According to Adam Schefter of ESPN, the New Orleans Saints have made a nice replacement to Carl Nicks along the offensive line:
Saints land replacement for Carl Nicks, sign Ben Grubbs to a five-year, $36 million deal, including $10 million signing bonus.— Adam Schefter (@AdamSchefter) March 15, 2012
With that now done, let's quickly break it down, get some tweets and provide a grade.
$36 million plus another $10 million over five years is quite the contract for a guy coming off his first Pro Bowl selection.
Ben Grubbs spent the first five years of his career in Baltimore, where he made almost $3 million in 2011. And although that's a lot of cash, it's nowhere near on the level of what the Saints have acquired him for.
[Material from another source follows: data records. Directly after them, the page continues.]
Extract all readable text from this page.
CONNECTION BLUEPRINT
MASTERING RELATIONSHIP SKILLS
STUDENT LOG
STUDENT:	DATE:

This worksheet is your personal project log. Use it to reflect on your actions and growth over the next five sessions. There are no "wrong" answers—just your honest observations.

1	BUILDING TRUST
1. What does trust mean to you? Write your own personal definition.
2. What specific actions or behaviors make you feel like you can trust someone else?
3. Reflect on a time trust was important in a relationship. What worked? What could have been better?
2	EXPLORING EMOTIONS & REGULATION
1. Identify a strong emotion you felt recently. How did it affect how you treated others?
However, is was a great move for both sides, and perhaps this entices Drew Brees a little bit more.
Auburn's Ben Grubbs will now be blocking for Alabama's Mark Ingram with the Saints.— Matt Smith (@MattSmithCFB) March 15, 2012
#Saints didn't waste much time to get their Carl Nicks replacement. Ben Grubbs is a very good get at that.— SN's Vinnie Iyer (@vinnieiyer) March 15, 2012
Losing Ben Grubbs to Saints upsets me.— Michael Franklin, Jr (@Mr10thFranklin) March 15, 2012
To be fair, Ben Grubbs will make up the difference between his contract and Carl Nicks' contract in bounty money.— Collin McCollough (@cmccollo) March 15, 2012
This was a great addition for New Orleans and a tough loss for the Baltimore Ravens. During Grubbs' tenure in Balty, the Ravens' rushing offense ranked No. 16 in 2007 (rookie season), No. 4 in 2008, No. 5 in 2009, No. 14 in 2010 and No. 10 in 2011.
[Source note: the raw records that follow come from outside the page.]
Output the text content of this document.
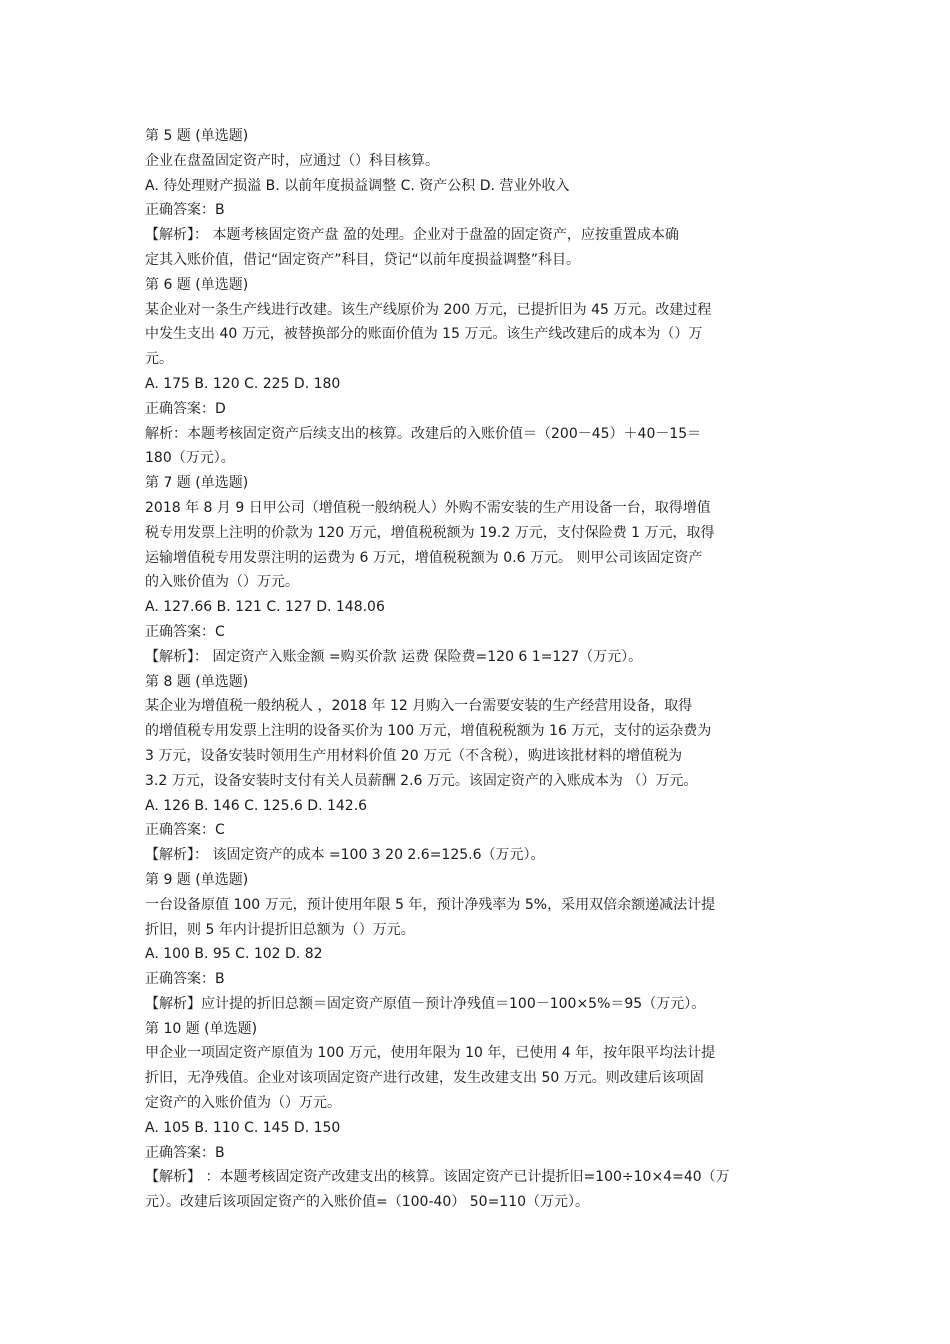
第 5 题 (单选题)
企业在盘盈固定资产时，应通过（）科目核算。
A. 待处理财产损溢 B. 以前年度损益调整 C. 资产公积 D. 营业外收入
正确答案：B
【解析】： 本题考核固定资产盘 盈的处理。企业对于盘盈的固定资产，应按重置成本确
定其入账价值，借记“固定资产”科目，贷记“以前年度损益调整”科目。
第 6 题 (单选题)
某企业对一条生产线进行改建。该生产线原价为 200 万元，已提折旧为 45 万元。改建过程
中发生支出 40 万元，被替换部分的账面价值为 15 万元。该生产线改建后的成本为（）万
元。
A. 175 B. 120 C. 225 D. 180
正确答案：D
解析：本题考核固定资产后续支出的核算。改建后的入账价值＝（200－45）＋40－15＝
180（万元）。
第 7 题 (单选题)
2018 年 8 月 9 日甲公司（增值税一般纳税人）外购不需安装的生产用设备一台，取得增值
税专用发票上注明的价款为 120 万元，增值税税额为 19.2 万元，支付保险费 1 万元，取得
运输增值税专用发票注明的运费为 6 万元，增值税税额为 0.6 万元。 则甲公司该固定资产
的入账价值为（）万元。
A. 127.66 B. 121 C. 127 D. 148.06
正确答案：C
【解析】： 固定资产入账金额 =购买价款 运费 保险费=120 6 1=127（万元）。
第 8 题 (单选题)
某企业为增值税一般纳税人 ，2018 年 12 月购入一台需要安装的生产经营用设备，取得
的增值税专用发票上注明的设备买价为 100 万元，增值税税额为 16 万元，支付的运杂费为
3 万元，设备安装时领用生产用材料价值 20 万元（不含税），购进该批材料的增值税为
3.2 万元，设备安装时支付有关人员薪酬 2.6 万元。该固定资产的入账成本为 （）万元。
A. 126 B. 146 C. 125.6 D. 142.6
正确答案：C
【解析】： 该固定资产的成本 =100 3 20 2.6=125.6（万元）。
第 9 题 (单选题)
一台设备原值 100 万元，预计使用年限 5 年，预计净残率为 5%，采用双倍余额递减法计提
折旧，则 5 年内计提折旧总额为（）万元。
A. 100 B. 95 C. 102 D. 82
正确答案：B
【解析】应计提的折旧总额＝固定资产原值－预计净残值＝100－100×5%＝95（万元）。
第 10 题 (单选题)
甲企业一项固定资产原值为 100 万元，使用年限为 10 年，已使用 4 年，按年限平均法计提
折旧，无净残值。企业对该项固定资产进行改建，发生改建支出 50 万元。则改建后该项固
定资产的入账价值为（）万元。
A. 105 B. 110 C. 145 D. 150
正确答案：B
【解析】 ：本题考核固定资产改建支出的核算。该固定资产已计提折旧=100÷10×4=40（万
元）。改建后该项固定资产的入账价值=（100-40） 50=110（万元）。
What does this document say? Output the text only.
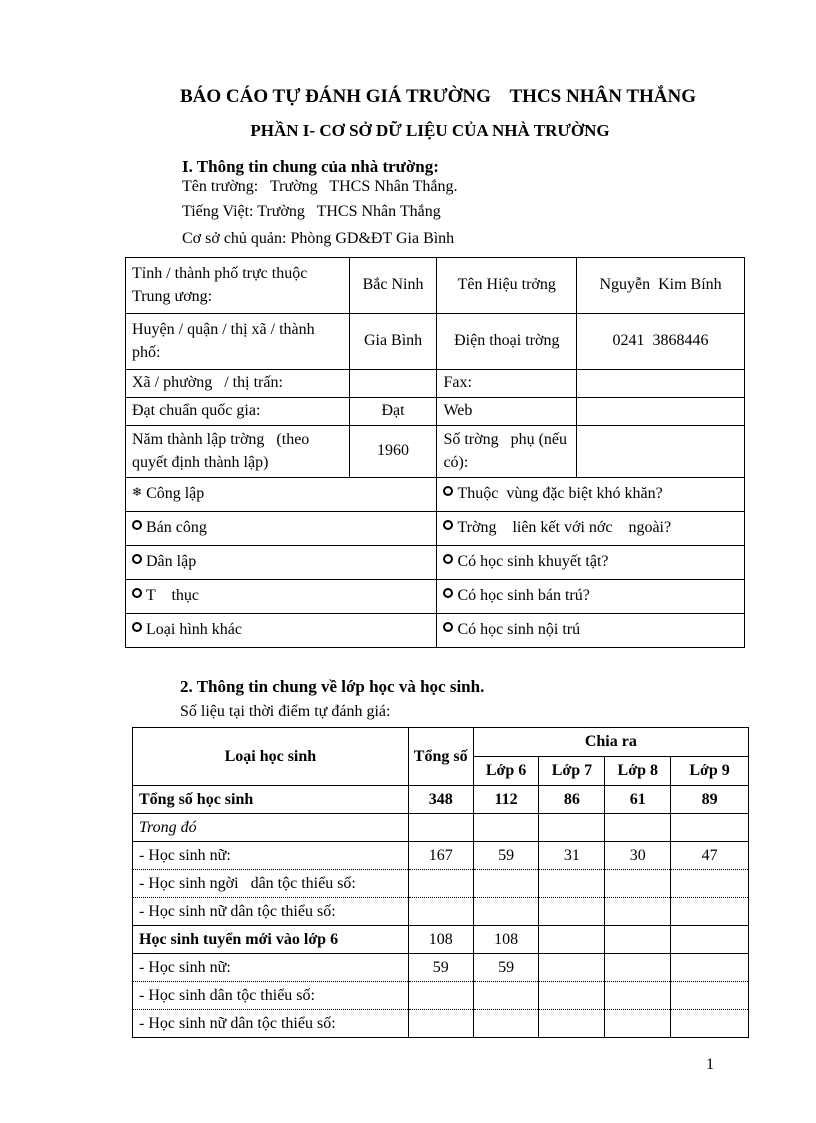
BÁO CÁO TỰ ĐÁNH GIÁ TRƯỜNG    THCS NHÂN THẮNG
PHẦN I- CƠ SỞ DỮ LIỆU CỦA NHÀ TRƯỜNG
I. Thông tin chung của nhà trường:
Tên trường:   Trường   THCS Nhân Thắng.
Tiếng Việt: Trường   THCS Nhân Thắng
Cơ sở chủ quản: Phòng GD&ĐT Gia Bình
Tỉnh / thành phố trực thuộc Trung ương:	Bắc Ninh	Tên Hiệu trởng	Nguyễn  Kim Bính
Huyện / quận / thị xã / thành phố:	Gia Bình	Điện thoại trờng	0241  3868446
Xã / phường   / thị trấn:		Fax:	
Đạt chuẩn quốc gia:	Đạt	Web	
Năm thành lập trờng   (theo quyết định thành lập)	1960	Số trờng   phụ (nếu có):	
❄ Công lập		Thuộc  vùng đặc biệt khó khăn?	
Bán công		Trờng    liên kết với nớc    ngoài?	
Dân lập		Có học sinh khuyết tật?	
T    thục		Có học sinh bán trú?	
Loại hình khác		Có học sinh nội trú	
2. Thông tin chung về lớp học và học sinh.
Số liệu tại thời điểm tự đánh giá:
Loại học sinh	Tổng số	Chia ra			
		Lớp 6	Lớp 7	Lớp 8	Lớp 9
Tổng số học sinh	348	112	86	61	89
Trong đó					
- Học sinh nữ:	167	59	31	30	47
- Học sinh ngời   dân tộc thiểu số:					
- Học sinh nữ dân tộc thiểu số:					
Học sinh tuyển mới vào lớp 6	108	108			
- Học sinh nữ:	59	59			
- Học sinh dân tộc thiểu số:					
- Học sinh nữ dân tộc thiểu số:					
1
The Ravens were also an average pass-protection team, however, much of that can also be attributed to Joe Flacco not releasing the ball as quickly as his quarterbacking counterparts. In New Orleans, Drew Brees has a quick release and dissects defenses as good as anyone in the game.
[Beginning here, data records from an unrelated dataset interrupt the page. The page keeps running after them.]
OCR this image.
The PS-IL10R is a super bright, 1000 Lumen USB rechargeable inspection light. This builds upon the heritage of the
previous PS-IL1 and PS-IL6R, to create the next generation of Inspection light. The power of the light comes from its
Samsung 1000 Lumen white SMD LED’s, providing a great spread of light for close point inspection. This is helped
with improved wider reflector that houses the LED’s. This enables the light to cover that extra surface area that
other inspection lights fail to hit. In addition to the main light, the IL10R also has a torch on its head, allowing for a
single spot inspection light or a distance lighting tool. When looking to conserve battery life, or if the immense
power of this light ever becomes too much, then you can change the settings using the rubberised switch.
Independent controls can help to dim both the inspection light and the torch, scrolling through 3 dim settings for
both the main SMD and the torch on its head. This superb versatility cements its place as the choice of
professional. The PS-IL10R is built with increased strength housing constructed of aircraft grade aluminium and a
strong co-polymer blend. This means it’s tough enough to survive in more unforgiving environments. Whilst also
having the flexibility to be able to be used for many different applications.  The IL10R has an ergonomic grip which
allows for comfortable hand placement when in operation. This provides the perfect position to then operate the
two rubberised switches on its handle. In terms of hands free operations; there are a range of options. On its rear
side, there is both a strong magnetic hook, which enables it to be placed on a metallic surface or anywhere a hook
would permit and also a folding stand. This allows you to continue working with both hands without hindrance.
Grubbs will continue to help the running game remain stout (as it was No. 6 in 2011) and provide Brees with enough time to scan through his progressions.
Provided that New Orleans can now improve the defense and its No. 24 overall ranks (allowed almost 370 total yards per game), then maybe the Saints have a shot at ousting the NFC's elite for a shot at Super Bowl XLVII.